22 Juni 2026

Fenomena Sistem Penerimaan Murid Baru.

H.Albar S Subari SH.MH

Pengamat Hukum dan Sosial di Palembang

KoranRakyat.co.id —-Setiap kali memasuki tahun ajaran pendidikan Sekolah Dasar sampai Sekolah Menengah Atas, setiap tahun nya selalu meninggalkan persoalan persoalan di masyarakat kita. Termasuk juga di kota Palembang.

Banyak video yang beredar dari sekelompok masyarakat di mana anaknya tidak diterima dari sebuah sekolah yang diminati, namun diterima di sekolah lain yang mungkin akan menimbulkan persoalan baru . Misalnya domisilinya si anak cukup jauh dari sekolah yang bersangkutan.

Dengan pendidikan wajib dua belas tahun secara Tara kelola pendidikan itulah yang memang harus dicapai bahkan ke depan sampai perguruan tinggi dapat tanggung dari negara.

Philosophie demikian sejalan dengan pesan tokoh pendidikan bangsa Indonesia Ki Hadjar Dewantara dalam bukunya berjudul ” Pendidikan” terbitan yayasan taman siswa , mengatakan bahwa setiap wilayah Nusantara harus berdiri sekolah yang merata agar penduduk Indonesia mendapat kesempatan yang sama untuk membangun bangsa dan negara Indonesia.

Itulah salah satunya motivasi beliau mendirikan perguruan Tamansiswa.

Sekarang ini dikenal dua jalur penerimaan siswa baru yaitu jalur prestasi dan jalur domisili.

Secara teoritis pola tersebut memang logis, tapi dalam pelaksanaan di lapangan masih terjadi hal hal yang tidak sesuai dengan tujuan semula.

Salah satu alasan sehingga anak tersebut ditolak, walaupun radius jarak antara tempat tinggal nya ( bukti Kartu Keluarga) dengan sekolah sangat dekat dan masuk dalam aturan pemerintah.

Namun ditolak karena sekolah sudah penuh ??.

Tentu timbul pertanyaan apa memang sudah penuh!

Sedangkan anak yang diterima tinggal nya bukan menjadi tolok ukur untuk masuk diterima.

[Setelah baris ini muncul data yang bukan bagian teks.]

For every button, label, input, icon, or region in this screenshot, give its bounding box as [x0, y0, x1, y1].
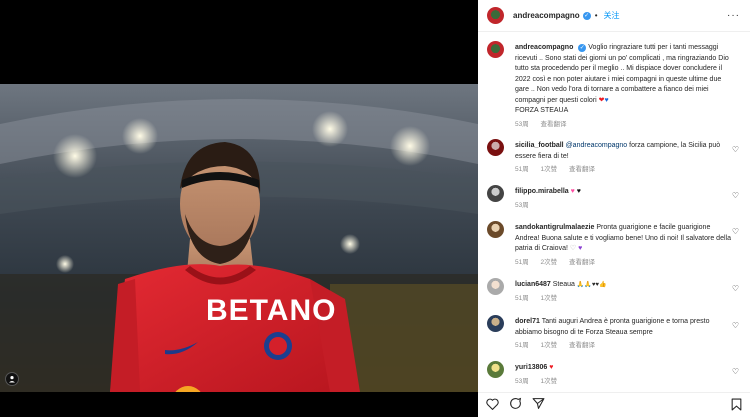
comment-time: 53周: [515, 377, 529, 385]
author-avatar[interactable]: [487, 41, 504, 58]
comment-text: Tanti auguri Andrea è pronta guarigione …: [515, 318, 710, 336]
like-comment-heart-icon[interactable]: ♡: [732, 227, 739, 236]
comment-likes[interactable]: 1次赞: [541, 342, 558, 349]
comment-likes[interactable]: 2次赞: [541, 259, 558, 266]
author-username[interactable]: andreacompagno: [513, 11, 580, 20]
commenter-avatar[interactable]: [487, 278, 504, 295]
follow-button[interactable]: 关注: [604, 10, 620, 21]
comments-list[interactable]: andreacompagno ✓ Voglio ringraziare tutt…: [478, 33, 750, 388]
comment-time: 51周: [515, 294, 529, 302]
see-translation-link[interactable]: 查看翻译: [569, 259, 595, 266]
post-photo[interactable]: BETANO: [0, 84, 478, 392]
comment-likes[interactable]: 1次赞: [541, 166, 558, 173]
comment-text: Steaua: [552, 281, 575, 288]
commenter-avatar[interactable]: [487, 221, 504, 238]
red-heart-emoji: ♥: [549, 364, 554, 371]
comment-time: 51周: [515, 342, 529, 349]
caption-time: 53周: [515, 120, 529, 128]
verified-badge-icon: ✓: [582, 11, 591, 20]
comment-time: 51周: [515, 166, 529, 173]
pink-heart-emoji: ♥: [570, 188, 575, 195]
see-translation-link[interactable]: 查看翻译: [569, 342, 595, 349]
like-comment-heart-icon[interactable]: ♡: [732, 191, 739, 200]
caption-text: Voglio ringraziare tutti per i tanti mes…: [515, 44, 729, 104]
comment-username[interactable]: yuri13806: [515, 364, 547, 371]
like-comment-heart-icon[interactable]: ♡: [732, 284, 739, 293]
caption-meta: 53周 查看翻译: [515, 120, 731, 131]
emoji-sequence: 🙏🙏♥♥👍: [576, 282, 607, 288]
separator-dot: •: [594, 11, 598, 20]
post-modal: BETANO andreacompagno ✓ • 关注 ··· andreac…: [0, 0, 750, 417]
black-heart-emoji: ♥: [576, 188, 581, 195]
white-heart-emoji: ♡: [569, 245, 577, 252]
heart-icon[interactable]: [486, 398, 499, 413]
comment-likes[interactable]: 1次赞: [541, 295, 558, 302]
like-comment-heart-icon[interactable]: ♡: [732, 321, 739, 330]
comment-username[interactable]: sandokantigrulmalaezie: [515, 224, 594, 231]
see-translation-link[interactable]: 查看翻译: [569, 166, 595, 173]
commenter-avatar[interactable]: [487, 139, 504, 156]
more-options-icon[interactable]: ···: [727, 10, 740, 21]
user-tag-icon[interactable]: [5, 372, 19, 386]
purple-heart-emoji: ♥: [578, 245, 583, 252]
comment-username[interactable]: sicilia_football: [515, 142, 564, 149]
blue-heart-emoji: ♥: [604, 96, 609, 104]
comment-username[interactable]: dorel71: [515, 318, 540, 325]
player-illustration: [0, 99, 478, 392]
verified-badge-icon: ✓: [578, 44, 587, 52]
commenter-avatar[interactable]: [487, 315, 504, 332]
like-comment-heart-icon[interactable]: ♡: [732, 145, 739, 154]
comment-likes[interactable]: 1次赞: [541, 378, 558, 385]
like-comment-heart-icon[interactable]: ♡: [732, 367, 739, 376]
caption-username[interactable]: andreacompagno: [515, 44, 573, 51]
commenter-avatar[interactable]: [487, 185, 504, 202]
post-details-panel: andreacompagno ✓ • 关注 ··· andreacompagno…: [478, 0, 750, 417]
caption-tail: FORZA STEAUA: [515, 107, 569, 114]
comment-icon[interactable]: [509, 397, 522, 413]
comment-username[interactable]: filippo.mirabella: [515, 188, 569, 195]
post-action-bar: [478, 392, 750, 417]
comment-mention[interactable]: @andreacompagno: [566, 142, 628, 149]
jersey-sponsor: BETANO: [206, 294, 337, 327]
commenter-avatar[interactable]: [487, 361, 504, 378]
see-translation-link[interactable]: 查看翻译: [541, 121, 567, 128]
comment-username[interactable]: lucian6487: [515, 281, 551, 288]
bookmark-icon[interactable]: [731, 398, 742, 414]
comment-time: 53周: [515, 201, 529, 209]
share-icon[interactable]: [532, 397, 545, 413]
post-header: andreacompagno ✓ • 关注 ···: [478, 0, 750, 32]
author-avatar[interactable]: [487, 7, 504, 24]
comment-time: 51周: [515, 258, 529, 266]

Sebaiknya sistem penerimaan dilakukan dengan menggunakan metode cepat dan transparan sehingga tidak ada kecurigaan sesama warga negara.

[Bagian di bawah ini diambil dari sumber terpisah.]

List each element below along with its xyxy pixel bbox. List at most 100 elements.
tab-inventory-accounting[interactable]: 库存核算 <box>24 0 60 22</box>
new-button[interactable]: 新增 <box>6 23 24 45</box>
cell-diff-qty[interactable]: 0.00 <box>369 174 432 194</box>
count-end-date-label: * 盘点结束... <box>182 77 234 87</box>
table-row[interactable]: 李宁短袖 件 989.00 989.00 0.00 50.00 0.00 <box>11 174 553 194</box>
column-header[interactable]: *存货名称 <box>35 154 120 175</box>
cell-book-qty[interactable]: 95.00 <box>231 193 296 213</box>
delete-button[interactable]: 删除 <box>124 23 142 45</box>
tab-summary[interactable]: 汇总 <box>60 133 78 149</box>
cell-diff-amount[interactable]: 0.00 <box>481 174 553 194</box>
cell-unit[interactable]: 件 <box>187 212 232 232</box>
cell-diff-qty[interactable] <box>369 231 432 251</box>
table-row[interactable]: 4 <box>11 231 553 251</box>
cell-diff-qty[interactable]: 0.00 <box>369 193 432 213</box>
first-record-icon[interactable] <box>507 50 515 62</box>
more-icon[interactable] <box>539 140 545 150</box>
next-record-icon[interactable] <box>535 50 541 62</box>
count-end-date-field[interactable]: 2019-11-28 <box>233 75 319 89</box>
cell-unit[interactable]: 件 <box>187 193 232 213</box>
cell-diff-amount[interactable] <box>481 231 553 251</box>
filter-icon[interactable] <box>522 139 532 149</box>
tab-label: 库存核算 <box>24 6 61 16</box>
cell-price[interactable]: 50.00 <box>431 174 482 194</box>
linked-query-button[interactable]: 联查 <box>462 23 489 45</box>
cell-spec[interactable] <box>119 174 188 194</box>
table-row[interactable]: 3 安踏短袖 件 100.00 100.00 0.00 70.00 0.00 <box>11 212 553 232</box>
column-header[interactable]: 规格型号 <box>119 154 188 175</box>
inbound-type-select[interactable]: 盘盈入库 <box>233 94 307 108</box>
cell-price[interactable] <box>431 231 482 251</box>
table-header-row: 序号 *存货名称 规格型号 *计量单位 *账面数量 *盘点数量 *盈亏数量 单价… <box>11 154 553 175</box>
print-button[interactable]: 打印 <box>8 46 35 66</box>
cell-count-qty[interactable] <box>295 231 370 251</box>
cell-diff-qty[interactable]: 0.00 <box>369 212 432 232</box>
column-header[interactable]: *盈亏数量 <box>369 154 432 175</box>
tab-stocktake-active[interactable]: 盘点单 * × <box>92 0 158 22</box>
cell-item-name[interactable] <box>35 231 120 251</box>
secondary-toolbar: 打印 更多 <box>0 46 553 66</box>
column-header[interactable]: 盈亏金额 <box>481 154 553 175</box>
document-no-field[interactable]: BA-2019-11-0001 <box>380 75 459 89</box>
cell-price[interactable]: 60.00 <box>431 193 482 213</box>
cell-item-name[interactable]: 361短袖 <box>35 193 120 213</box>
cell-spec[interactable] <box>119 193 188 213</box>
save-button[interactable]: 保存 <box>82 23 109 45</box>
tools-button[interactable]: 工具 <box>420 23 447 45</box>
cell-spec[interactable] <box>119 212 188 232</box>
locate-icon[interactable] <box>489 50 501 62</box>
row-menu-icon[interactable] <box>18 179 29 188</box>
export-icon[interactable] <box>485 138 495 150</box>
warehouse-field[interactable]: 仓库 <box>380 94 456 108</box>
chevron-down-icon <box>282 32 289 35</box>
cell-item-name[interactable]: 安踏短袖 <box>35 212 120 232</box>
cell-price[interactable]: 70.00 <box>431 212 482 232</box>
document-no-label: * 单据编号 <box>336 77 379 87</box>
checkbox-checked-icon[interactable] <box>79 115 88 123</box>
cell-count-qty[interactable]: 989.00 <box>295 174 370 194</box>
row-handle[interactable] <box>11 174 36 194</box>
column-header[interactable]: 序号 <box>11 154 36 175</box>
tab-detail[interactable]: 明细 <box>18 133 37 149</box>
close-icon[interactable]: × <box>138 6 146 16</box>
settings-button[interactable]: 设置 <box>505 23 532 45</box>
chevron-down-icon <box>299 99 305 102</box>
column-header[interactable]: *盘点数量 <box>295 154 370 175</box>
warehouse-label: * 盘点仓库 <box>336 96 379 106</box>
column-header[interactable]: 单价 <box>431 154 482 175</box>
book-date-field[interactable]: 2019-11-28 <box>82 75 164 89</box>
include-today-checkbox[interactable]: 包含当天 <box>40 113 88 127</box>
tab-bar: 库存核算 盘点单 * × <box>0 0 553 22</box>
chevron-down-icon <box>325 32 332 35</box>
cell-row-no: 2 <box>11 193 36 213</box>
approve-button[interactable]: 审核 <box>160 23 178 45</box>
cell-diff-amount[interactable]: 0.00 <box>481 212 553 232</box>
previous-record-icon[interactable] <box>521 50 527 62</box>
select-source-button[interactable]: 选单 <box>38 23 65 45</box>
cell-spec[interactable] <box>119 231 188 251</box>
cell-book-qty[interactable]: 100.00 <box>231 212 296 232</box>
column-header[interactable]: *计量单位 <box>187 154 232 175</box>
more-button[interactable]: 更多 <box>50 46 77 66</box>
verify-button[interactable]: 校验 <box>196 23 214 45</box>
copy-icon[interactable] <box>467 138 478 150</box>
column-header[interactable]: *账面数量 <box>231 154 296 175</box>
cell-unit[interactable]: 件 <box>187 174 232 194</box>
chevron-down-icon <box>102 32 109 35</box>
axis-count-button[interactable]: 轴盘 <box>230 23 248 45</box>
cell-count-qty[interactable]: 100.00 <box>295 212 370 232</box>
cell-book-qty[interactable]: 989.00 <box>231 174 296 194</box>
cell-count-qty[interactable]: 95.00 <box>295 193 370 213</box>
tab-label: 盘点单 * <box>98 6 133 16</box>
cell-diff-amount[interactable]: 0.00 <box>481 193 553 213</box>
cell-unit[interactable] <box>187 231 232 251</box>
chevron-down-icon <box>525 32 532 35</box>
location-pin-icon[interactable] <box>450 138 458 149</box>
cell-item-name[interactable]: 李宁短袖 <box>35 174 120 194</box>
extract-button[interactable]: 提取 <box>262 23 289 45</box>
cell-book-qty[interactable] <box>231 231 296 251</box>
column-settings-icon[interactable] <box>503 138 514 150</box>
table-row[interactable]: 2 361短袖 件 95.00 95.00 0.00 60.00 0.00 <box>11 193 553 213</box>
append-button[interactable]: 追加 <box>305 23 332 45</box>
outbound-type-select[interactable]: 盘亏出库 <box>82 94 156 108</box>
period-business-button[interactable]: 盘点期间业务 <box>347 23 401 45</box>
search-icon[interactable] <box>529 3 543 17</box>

Belum lagi patut diduga oleh oknum oknum tertentu masih menggunakan kesempatan untuk orang orang yang dapat menyalah gunakan wewenang. Dalam pepatah masyarakat umum ” menggunakan kesempatan dalam kesempitan” yang disebabkan oleh beberapa faktor dan kondisi sehingga terjadi perbuatan yang tidak adil sesama manusia Indonesia. (*)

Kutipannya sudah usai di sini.